I'm about to start commuting from Abu Dhabi to Dubai on a daily basis from next week onwards. A long distance, I know, but it's where my accommodation is located. 

I'm working in Media City and wondering if anyone knows good places to park? Considering IBN Battuta or Nakheel Harbour and Tower and getting the metro to Nakheel (ten minute walk to office).


----------



## de Mexicaan (Apr 16, 2012)

Let's see if this link works....
Google map
I think (but I am not sure) that that parking is not paid. It is right next to Media city.


----------



## de Mexicaan (Apr 16, 2012)

de Mexicaan said:


> Let's see if this link works....
> Google map
> I think (but I am not sure) that that parking is not paid. It is right next to Media city.

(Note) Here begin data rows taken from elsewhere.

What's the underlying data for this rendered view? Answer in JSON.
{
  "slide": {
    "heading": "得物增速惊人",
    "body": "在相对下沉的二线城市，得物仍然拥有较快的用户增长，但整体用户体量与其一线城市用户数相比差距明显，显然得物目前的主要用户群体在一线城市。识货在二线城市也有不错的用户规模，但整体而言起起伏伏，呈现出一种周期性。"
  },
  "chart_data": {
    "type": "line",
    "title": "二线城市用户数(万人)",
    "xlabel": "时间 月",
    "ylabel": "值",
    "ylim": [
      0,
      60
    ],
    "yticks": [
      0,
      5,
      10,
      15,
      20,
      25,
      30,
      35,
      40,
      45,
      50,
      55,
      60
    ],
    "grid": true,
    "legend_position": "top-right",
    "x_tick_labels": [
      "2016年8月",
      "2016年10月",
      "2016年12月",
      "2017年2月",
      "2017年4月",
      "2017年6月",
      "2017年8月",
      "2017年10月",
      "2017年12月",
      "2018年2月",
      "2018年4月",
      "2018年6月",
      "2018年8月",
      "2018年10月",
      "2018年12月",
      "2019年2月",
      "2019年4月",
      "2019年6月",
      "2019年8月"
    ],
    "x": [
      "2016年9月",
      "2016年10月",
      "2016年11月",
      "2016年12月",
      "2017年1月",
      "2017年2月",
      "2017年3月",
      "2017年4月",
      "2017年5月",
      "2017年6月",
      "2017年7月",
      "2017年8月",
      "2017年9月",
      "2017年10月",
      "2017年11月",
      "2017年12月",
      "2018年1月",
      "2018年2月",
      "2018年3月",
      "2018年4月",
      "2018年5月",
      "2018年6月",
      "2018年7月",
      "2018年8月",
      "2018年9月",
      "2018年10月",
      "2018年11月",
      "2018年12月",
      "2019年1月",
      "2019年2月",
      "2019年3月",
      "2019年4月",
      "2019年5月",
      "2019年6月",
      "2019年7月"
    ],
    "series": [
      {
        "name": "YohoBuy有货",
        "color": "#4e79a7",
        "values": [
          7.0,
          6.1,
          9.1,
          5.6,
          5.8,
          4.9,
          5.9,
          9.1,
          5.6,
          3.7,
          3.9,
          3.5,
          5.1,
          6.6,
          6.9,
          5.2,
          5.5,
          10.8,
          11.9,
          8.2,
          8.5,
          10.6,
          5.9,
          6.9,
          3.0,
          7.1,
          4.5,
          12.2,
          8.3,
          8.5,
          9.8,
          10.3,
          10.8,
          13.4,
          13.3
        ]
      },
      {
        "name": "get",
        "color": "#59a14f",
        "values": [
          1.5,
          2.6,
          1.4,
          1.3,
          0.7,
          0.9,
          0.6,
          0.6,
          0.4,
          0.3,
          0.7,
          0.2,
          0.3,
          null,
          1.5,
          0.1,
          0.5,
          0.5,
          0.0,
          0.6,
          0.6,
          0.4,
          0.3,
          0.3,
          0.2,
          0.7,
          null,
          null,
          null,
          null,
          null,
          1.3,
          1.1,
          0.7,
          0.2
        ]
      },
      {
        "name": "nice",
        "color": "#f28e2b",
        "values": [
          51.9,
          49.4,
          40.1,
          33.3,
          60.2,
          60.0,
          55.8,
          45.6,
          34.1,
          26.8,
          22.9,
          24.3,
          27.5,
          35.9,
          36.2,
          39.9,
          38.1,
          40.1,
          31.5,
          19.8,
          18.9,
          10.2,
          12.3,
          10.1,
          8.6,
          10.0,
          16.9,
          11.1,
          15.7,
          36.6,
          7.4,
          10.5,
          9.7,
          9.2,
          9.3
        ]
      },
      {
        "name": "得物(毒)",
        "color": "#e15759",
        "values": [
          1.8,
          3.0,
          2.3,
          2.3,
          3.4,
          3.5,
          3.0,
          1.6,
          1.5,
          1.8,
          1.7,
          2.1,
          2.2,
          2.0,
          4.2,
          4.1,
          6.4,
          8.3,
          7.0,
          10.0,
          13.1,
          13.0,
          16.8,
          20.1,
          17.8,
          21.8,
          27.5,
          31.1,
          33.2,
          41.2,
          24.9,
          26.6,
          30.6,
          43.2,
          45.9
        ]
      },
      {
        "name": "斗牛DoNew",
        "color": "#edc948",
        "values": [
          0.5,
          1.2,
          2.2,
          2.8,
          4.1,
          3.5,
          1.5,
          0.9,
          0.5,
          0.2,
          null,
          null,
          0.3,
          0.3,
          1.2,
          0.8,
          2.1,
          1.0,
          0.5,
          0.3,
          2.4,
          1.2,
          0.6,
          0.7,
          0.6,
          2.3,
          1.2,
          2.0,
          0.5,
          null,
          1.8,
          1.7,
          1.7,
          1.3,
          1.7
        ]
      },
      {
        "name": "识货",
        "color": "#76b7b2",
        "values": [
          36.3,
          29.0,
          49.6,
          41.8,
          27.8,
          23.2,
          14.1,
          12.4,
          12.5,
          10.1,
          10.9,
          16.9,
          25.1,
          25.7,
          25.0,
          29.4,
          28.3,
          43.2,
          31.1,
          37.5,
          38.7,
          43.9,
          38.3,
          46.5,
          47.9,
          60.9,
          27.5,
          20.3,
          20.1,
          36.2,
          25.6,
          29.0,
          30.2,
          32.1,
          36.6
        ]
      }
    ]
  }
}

Correction to myself: it is also paid parking so that will not solve the issue.


----------



## IzzyBella (Mar 11, 2013)

Marina Mall has free parking... only takes 10 mins by taxi (tops) to get into DMC from there, or you could get the metro.

(Don't know if they check cars/clamp/etc, so don't take it as gospel)


----------



## moversgl (May 30, 2013)

you are right Marina Mall has free parking....i love this mall


----------



## ReggieDXB007 (Mar 10, 2011)

Oh dear - bet it won't be long before those barriers come into operation. Unfortunately parking at DMC is dreadful as you will doubtless have discovered. The Metro is useful only if you work in the northern area of DMC, near the Central Business Towers (Chrysler building), otherwise it is a long walk from the Internet City (or I suppose Nakheel) metro station. If the metro suits you, you could try parking at the Nakheel Harbour metro station which has a massive car park (supposedly free) attached to it for park and ride Nakheel Harbour and Towers Station - My Dubai Metro although I haven't tried it personally.


----------